In its judgment, the FTC argued that AdvoCare “falsely claimed to propose a life-changing financial solution, which would allow any ordinary person to earn unlimited income, obtain financial freedom and give up his or her regular employment. In fact, the vast majority of AdvoCare distributors have not earned money or lost money. Multi-level distributor AdvoCare International, L.P., and its former ceo agreed to pay $150 million and be excluded from multi-level marketing activities to resolve federal trade commission accusations that the company exploited an illegal pyramid scheme that misled consumers into thinking they could earn significant revenue as “resellers” of their health and wellness products. Two proponents also raised allegations that they encouraged the illegal pyramid scheme and misled consumers about their revenue potential by agreeing to a multi-step marketing ban and a $4 million judgment that would be suspended if they abandoned significant assets. At AdvoCare, we build champions®. Supported by the most credible scientific research and the internationally recognized scientific and medical committee, AdvoCare offers first-class nutritional, weight management and athletic performance products. AdvoCare is a family-owned business founded in 1993, headquartered in Plano, Texas. For more information about AdvoCare, see In fact, according to the FTC, the vast majority of AdvoCare distributors did not earn money or lose money. In fact, according to the FTC, AdvoCare does not offer consumers a viable path to financial freedom. In 2016, 72.3% of distributors were not compensated by AdvoCare; 18 percent more earned between one cent and 250 U.S. dollars; and 6 percent earned between $250 and $1000. The annual distribution of results was virtually identical for the period 2012-2015.

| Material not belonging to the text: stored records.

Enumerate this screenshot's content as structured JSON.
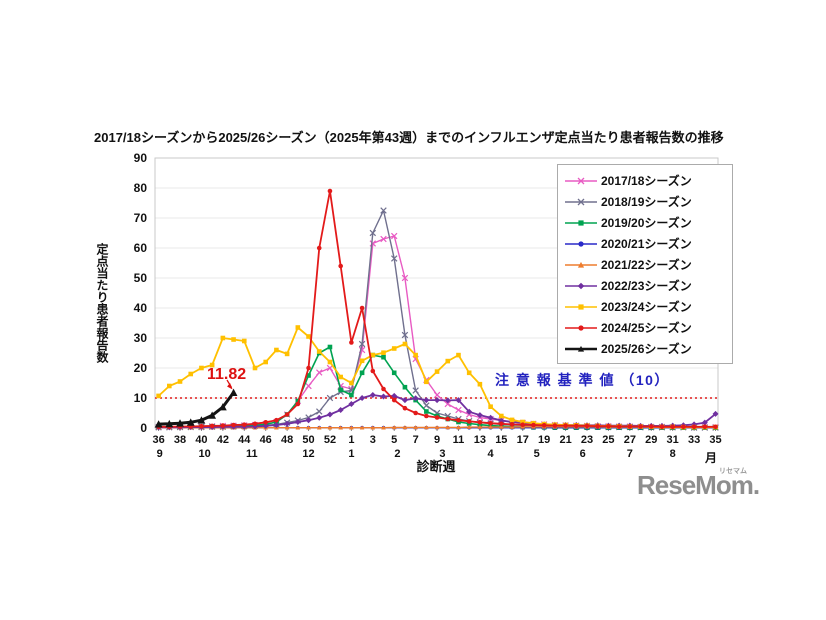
{
  "chart_data": {
    "type": "line",
    "title": "2017/18シーズンから2025/26シーズン（2025年第43週）までのインフルエンザ定点当たり患者報告数の推移",
    "ylabel": "定点当たり患者報告数",
    "xlabel": "診断週",
    "month_unit": "月",
    "ylim": [
      0,
      90
    ],
    "y_ticks": [
      0,
      10,
      20,
      30,
      40,
      50,
      60,
      70,
      80,
      90
    ],
    "grid": true,
    "legend_position": "top-right",
    "weeks": [
      36,
      37,
      38,
      39,
      40,
      41,
      42,
      43,
      44,
      45,
      46,
      47,
      48,
      49,
      50,
      51,
      52,
      53,
      1,
      2,
      3,
      4,
      5,
      6,
      7,
      8,
      9,
      10,
      11,
      12,
      13,
      14,
      15,
      16,
      17,
      18,
      19,
      20,
      21,
      22,
      23,
      24,
      25,
      26,
      27,
      28,
      29,
      30,
      31,
      32,
      33,
      34,
      35
    ],
    "x_tick_weeks": [
      36,
      38,
      40,
      42,
      44,
      46,
      48,
      50,
      52,
      1,
      3,
      5,
      7,
      9,
      11,
      13,
      15,
      17,
      19,
      21,
      23,
      25,
      27,
      29,
      31,
      33,
      35
    ],
    "month_ticks": [
      {
        "label": "9",
        "pos": 0.1
      },
      {
        "label": "10",
        "pos": 4.3
      },
      {
        "label": "11",
        "pos": 8.7
      },
      {
        "label": "12",
        "pos": 14
      },
      {
        "label": "1",
        "pos": 18
      },
      {
        "label": "2",
        "pos": 22.3
      },
      {
        "label": "3",
        "pos": 26.5
      },
      {
        "label": "4",
        "pos": 31
      },
      {
        "label": "5",
        "pos": 35.3
      },
      {
        "label": "6",
        "pos": 39.6
      },
      {
        "label": "7",
        "pos": 44
      },
      {
        "label": "8",
        "pos": 48
      }
    ],
    "threshold": {
      "value": 10,
      "label": "注 意 報 基 準 値 （10）",
      "text_color": "#2323bf",
      "line_color": "#e01b1b"
    },
    "annotation": {
      "text": "11.82",
      "series": "2025/26シーズン",
      "week": 43,
      "value": 11.82,
      "color": "#dd1111"
    },
    "series": [
      {
        "name": "2017/18シーズン",
        "color": "#e85bc3",
        "marker": "x",
        "width": 1.4,
        "values": [
          0.3,
          0.3,
          0.4,
          0.4,
          0.5,
          0.6,
          0.7,
          0.8,
          0.9,
          1.0,
          1.3,
          2.0,
          4.5,
          9,
          14,
          18.5,
          20,
          14,
          13,
          26,
          61.5,
          63,
          64,
          50,
          23,
          16,
          11,
          8,
          6,
          4.5,
          3.5,
          3,
          2.5,
          2,
          1.7,
          1.4,
          1.2,
          1.0,
          0.9,
          0.8,
          0.7,
          0.6,
          0.6,
          0.5,
          0.5,
          0.4,
          0.4,
          0.4,
          0.3,
          0.3,
          0.3,
          0.3,
          0.3
        ]
      },
      {
        "name": "2018/19シーズン",
        "color": "#70708e",
        "marker": "x",
        "width": 1.4,
        "values": [
          0.2,
          0.2,
          0.3,
          0.3,
          0.3,
          0.4,
          0.4,
          0.5,
          0.6,
          0.7,
          0.9,
          1.2,
          1.8,
          2.5,
          3.5,
          5.5,
          10,
          12,
          12.5,
          28,
          65,
          72.5,
          56.5,
          31,
          12.5,
          7.5,
          5,
          4,
          3,
          2.3,
          1.8,
          1.5,
          1.2,
          1.0,
          0.9,
          0.8,
          0.7,
          0.6,
          0.5,
          0.5,
          0.4,
          0.4,
          0.3,
          0.3,
          0.3,
          0.2,
          0.2,
          0.2,
          0.2,
          0.2,
          0.1,
          0.1,
          0.1
        ]
      },
      {
        "name": "2019/20シーズン",
        "color": "#00a351",
        "marker": "square",
        "width": 1.6,
        "values": [
          0.3,
          0.3,
          0.3,
          0.4,
          0.4,
          0.5,
          0.5,
          0.6,
          0.7,
          0.9,
          1.2,
          2,
          4.5,
          9,
          17.5,
          25,
          27,
          12.7,
          11,
          18.4,
          24.3,
          23.6,
          18.4,
          13.6,
          9.3,
          5.5,
          4,
          3,
          2,
          1.5,
          1.1,
          0.8,
          0.6,
          0.4,
          0.3,
          0.2,
          0.2,
          0.1,
          0.1,
          0.1,
          0.1,
          0.1,
          0.1,
          0.1,
          0.1,
          0.1,
          0.1,
          0.1,
          0.1,
          0.1,
          0.1,
          0.1,
          0.1
        ]
      },
      {
        "name": "2020/21シーズン",
        "color": "#2a2ac8",
        "marker": "circle",
        "width": 1.4,
        "values": [
          0.1,
          0.1,
          0.1,
          0.1,
          0.1,
          0.1,
          0.1,
          0.1,
          0.1,
          0.1,
          0.1,
          0.1,
          0.1,
          0.1,
          0.1,
          0.1,
          0.1,
          0.1,
          0.1,
          0.1,
          0.1,
          0.1,
          0.1,
          0.1,
          0.1,
          0.1,
          0.1,
          0.1,
          0.1,
          0.1,
          0.1,
          0.1,
          0.1,
          0.1,
          0.1,
          0.1,
          0.1,
          0.1,
          0.1,
          0.1,
          0.1,
          0.1,
          0.1,
          0.1,
          0.1,
          0.1,
          0.1,
          0.1,
          0.1,
          0.1,
          0.1,
          0.1,
          0.1
        ]
      },
      {
        "name": "2021/22シーズン",
        "color": "#ee7d2e",
        "marker": "triangle",
        "width": 1.4,
        "values": [
          0.1,
          0.1,
          0.1,
          0.1,
          0.1,
          0.1,
          0.1,
          0.1,
          0.1,
          0.1,
          0.1,
          0.1,
          0.1,
          0.1,
          0.1,
          0.1,
          0.1,
          0.1,
          0.1,
          0.1,
          0.1,
          0.1,
          0.2,
          0.2,
          0.2,
          0.2,
          0.2,
          0.2,
          0.2,
          0.3,
          0.3,
          0.3,
          0.3,
          0.3,
          0.4,
          0.4,
          0.4,
          0.4,
          0.4,
          0.4,
          0.4,
          0.4,
          0.3,
          0.3,
          0.3,
          0.3,
          0.3,
          0.2,
          0.2,
          0.2,
          0.2,
          0.2,
          0.2
        ]
      },
      {
        "name": "2022/23シーズン",
        "color": "#7030a0",
        "marker": "diamond",
        "width": 1.8,
        "values": [
          0.2,
          0.2,
          0.2,
          0.3,
          0.3,
          0.3,
          0.4,
          0.4,
          0.4,
          0.5,
          0.7,
          1.0,
          1.4,
          2.0,
          2.6,
          3.4,
          4.5,
          6,
          8,
          10,
          11,
          10.5,
          10.7,
          9.3,
          9.9,
          9.3,
          9.3,
          9.2,
          9.3,
          5.4,
          4.3,
          3.4,
          2.5,
          2,
          1.7,
          1.4,
          1.2,
          1.1,
          1.0,
          1.0,
          0.9,
          0.9,
          0.8,
          0.8,
          0.8,
          0.7,
          0.7,
          0.7,
          0.8,
          0.9,
          1.2,
          1.8,
          4.7
        ]
      },
      {
        "name": "2023/24シーズン",
        "color": "#ffc000",
        "marker": "square",
        "width": 1.8,
        "values": [
          10.7,
          14,
          15.5,
          18,
          20,
          21,
          30,
          29.5,
          29,
          20,
          22,
          26,
          24.7,
          33.5,
          30.5,
          25.5,
          22,
          17,
          15,
          22.4,
          24.3,
          25.1,
          26.5,
          28,
          24.3,
          15.4,
          18.8,
          22.3,
          24.3,
          18.4,
          14.6,
          7.1,
          4,
          2.7,
          2,
          1.6,
          1.3,
          1.1,
          1.0,
          0.9,
          0.8,
          0.7,
          0.6,
          0.6,
          0.5,
          0.5,
          0.4,
          0.4,
          0.4,
          0.3,
          0.3,
          0.3,
          0.3
        ]
      },
      {
        "name": "2024/25シーズン",
        "color": "#e31a1a",
        "marker": "circle",
        "width": 1.8,
        "values": [
          0.4,
          0.4,
          0.5,
          0.5,
          0.6,
          0.7,
          0.8,
          1.0,
          1.1,
          1.4,
          1.9,
          2.6,
          4.5,
          8,
          20,
          60,
          79,
          54,
          28.5,
          40,
          19,
          13,
          9.3,
          6.6,
          5,
          4,
          3.5,
          3,
          2.6,
          2.2,
          1.9,
          1.6,
          1.4,
          1.2,
          1.1,
          1.0,
          0.9,
          0.8,
          0.8,
          0.7,
          0.7,
          0.6,
          0.6,
          0.5,
          0.5,
          0.5,
          0.5,
          0.4,
          0.4,
          0.4,
          0.4,
          0.4,
          0.4
        ]
      },
      {
        "name": "2025/26シーズン",
        "color": "#141414",
        "marker": "triangle",
        "width": 3,
        "values": [
          1.3,
          1.4,
          1.6,
          1.9,
          2.6,
          4.2,
          7.0,
          11.82,
          null,
          null,
          null,
          null,
          null,
          null,
          null,
          null,
          null,
          null,
          null,
          null,
          null,
          null,
          null,
          null,
          null,
          null,
          null,
          null,
          null,
          null,
          null,
          null,
          null,
          null,
          null,
          null,
          null,
          null,
          null,
          null,
          null,
          null,
          null,
          null,
          null,
          null,
          null,
          null,
          null,
          null,
          null,
          null,
          null
        ]
      }
    ]
  },
  "logo": {
    "text": "ReseMom.",
    "ruby": "リセマム"
  }
}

“We absolutely disagree with the FTC`s accusations, but we are committed to sticking to this agreement and moving forward. The strength of AdvoCare is and remains our highly valued health and wellness products, which remain in high demand by our hundreds of thousands of loyal customers,” said Patrick Wright, CEO of AdvoCare. We will continue to be behind our distributors, employees and customers, and we will maintain our values of integrity and transparency, as we have done for more than 25 years. How much does an AdvoCare distributor make in this regard? In the end, the distribution strategy changed and the company harmed many of the regular full-time distributors who allowed some dual-income families to leave work without warning. They were preaching about loyalty, I don`t want to engage with a company that would do that to its best consultants. The FTC stated that, as part of AdvoCare`s compensation plan, 59$US were billed to participants to become a distributor, allowing them to obtain product discounts and sell products to the public. However, to earn all kinds of compensation, participants had to become “consultants,” which usually required them to spend between $1,200 and $2,400 on AdvoCare products and to raise thousands of dollars in product volume each year, according to the complaint. The FTC stated that AdvoCare`s consultants` revenues were based on their recruitment success, with the highest rewards being awarded to those who recruited the largest number of consultants and generated the largest purchase volume of their downline. The FTC said advoCare, based in Texas, has encouraged a business opportunity for the distribution of health and wellness products like its Spark Energy beverage through a network of hundreds of thousands of participants known in the company as distributors. AdvoCare has taken advantage of its business opportunities through conferences, webinars, conference calls, podcasts, social media contributions, videos and print materials, as the FTC complaint states.